An online or packaged will-writing application may be okay for your needs. Especially if your estate is small and your wishes are clear. They work with the help of an interview about your life, wealth, and work.

Also, these programs often consider IRS and state-specific laws. And they guide you through the process. You can even make vital updates to the will by yourself.

But if you are unsure about the process and need more guidance, you can consult an estate lawyer or a tax advisor. They can help determine if your estate planning is on the right track. It works even better if you live in a state with estate or inheritance taxes.

An estate lawyer or tax expert can help you through the complex processes for big estates. This can include those with special childcare needs, business concerns, or disowned heirs.

4. Decide on a Legal Document 

When it comes to estate planning, a will is not the only legal document. So after setting all you need in your estate plan, you can draft legal documents to ensure things go as planned. These documents often include the following:

  • A will
  • Trust agreements
  • A medical power of attorney
  • Financial power of attorney
  • Guardianship designations
  • Insurance policies
  • Titles and property deeds
  • Letter of Intent

The letter of intent is not a legal document, but creating it is a good idea. It gives your family or executor access to private information. For example, your bank account passwords and access to vital files. Also, it lets them know your Social Security Number in case the need arises. 

5. Cross-check Your Beneficiary List

While your wishes show in your will and other legal documents, they may not apply everywhere.

Thus, it is crucial to cross-check your retirement and insurance funds. This is because choosing a beneficiary is a part of a retirement plan. It is also part of insurance policies. And it surpasses whatever you wrote in your will. So it is vital to check them and make changes as necessary. 

Moreso, it will ensure the correct persons get your properties. Sometimes people forget their beneficiaries, especially on accounts or insurance they’ve had for a long time. For example, if your former spouse is a beneficiary on your life insurance policy, your current spouse won’t get any of the policy’s payout if you don’t update your beneficiary’s list.
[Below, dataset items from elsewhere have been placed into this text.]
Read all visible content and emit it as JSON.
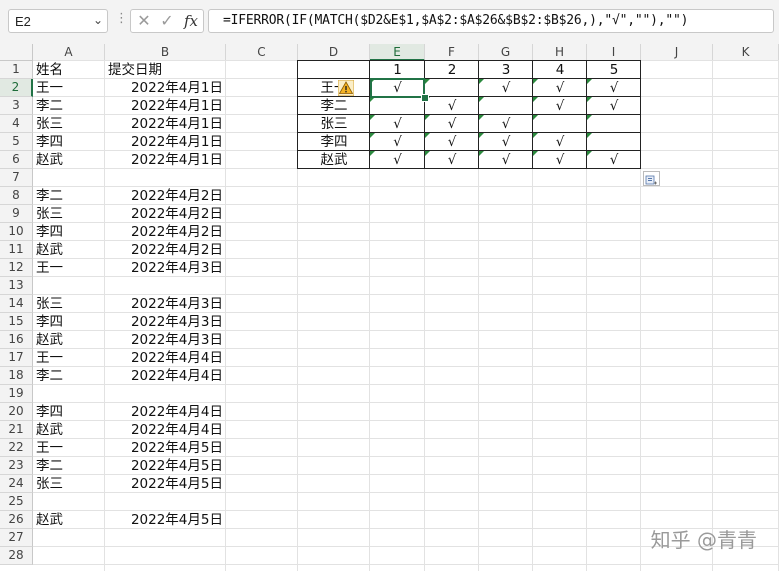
{
  "formula_bar": {
    "name_box": "E2",
    "name_box_arrow": "⌄",
    "vdots": "⋮",
    "cancel": "✕",
    "enter": "✓",
    "fx": "fx",
    "formula": "=IFERROR(IF(MATCH($D2&E$1,$A$2:$A$26&$B$2:$B$26,),\"√\",\"\"),\"\")"
  },
  "columns": [
    "A",
    "B",
    "C",
    "D",
    "E",
    "F",
    "G",
    "H",
    "I",
    "J",
    "K"
  ],
  "rows": [
    "1",
    "2",
    "3",
    "4",
    "5",
    "6",
    "7",
    "8",
    "9",
    "10",
    "11",
    "12",
    "13",
    "14",
    "15",
    "16",
    "17",
    "18",
    "19",
    "20",
    "21",
    "22",
    "23",
    "24",
    "25",
    "26",
    "27",
    "28"
  ],
  "col_a": [
    "姓名",
    "王一",
    "李二",
    "张三",
    "李四",
    "赵武",
    "",
    "李二",
    "张三",
    "李四",
    "赵武",
    "王一",
    "",
    "张三",
    "李四",
    "赵武",
    "王一",
    "李二",
    "",
    "李四",
    "赵武",
    "王一",
    "李二",
    "张三",
    "",
    "赵武",
    "",
    ""
  ],
  "col_b": [
    "提交日期",
    "2022年4月1日",
    "2022年4月1日",
    "2022年4月1日",
    "2022年4月1日",
    "2022年4月1日",
    "",
    "2022年4月2日",
    "2022年4月2日",
    "2022年4月2日",
    "2022年4月2日",
    "2022年4月3日",
    "",
    "2022年4月3日",
    "2022年4月3日",
    "2022年4月3日",
    "2022年4月4日",
    "2022年4月4日",
    "",
    "2022年4月4日",
    "2022年4月4日",
    "2022年4月5日",
    "2022年4月5日",
    "2022年4月5日",
    "",
    "2022年4月5日",
    "",
    ""
  ],
  "summary": {
    "days": [
      "1",
      "2",
      "3",
      "4",
      "5"
    ],
    "names": [
      "王一",
      "李二",
      "张三",
      "李四",
      "赵武"
    ],
    "marks": [
      [
        "√",
        "",
        "√",
        "√",
        "√"
      ],
      [
        "",
        "√",
        "",
        "√",
        "√"
      ],
      [
        "√",
        "√",
        "√",
        "",
        ""
      ],
      [
        "√",
        "√",
        "√",
        "√",
        ""
      ],
      [
        "√",
        "√",
        "√",
        "√",
        "√"
      ]
    ]
  },
  "watermark": "知乎 @青青"
}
As a result, you must not leave any beneficiary sections empty. According to its estate law, the state will distribute the properties if found empty during probate. 

Finally, list potential beneficiaries. If your major beneficiary passes away before you do and you forget to change the primary beneficiary, then backup beneficiaries will be there to cover up.

6. Know the Estate Planning Laws in Your State

It is common to reduce estate and inheritance taxes through estate planning. But most people won’t pay those taxes.

The federal government only levies estate taxes on vast estates. An estate’s exemption from federal taxation in 2021 is $11.07 million and $12.06 million or less is exempt in 2022. 

What if your estate is bigger than the federal tax exemption amounts allow? If you want to lessen the taxes your heirs pay, you might want to consider using a grantor-retained annuity trust (GRAT).

More so, there are estate taxes in various states. So, estates with a value below the federal government’s exemption limit may be subject to estate tax. 

In addition, some states impose inheritance taxes. This means that the person who inherits your wealth can be subject to paying taxes on it.

Bottom Line

Before drafting that estate plan, you should go through the plan, so you don’t lose your properties. 

Also, work with your estate planning attorney. And put all these pointers into thought to create the perfect estate plan.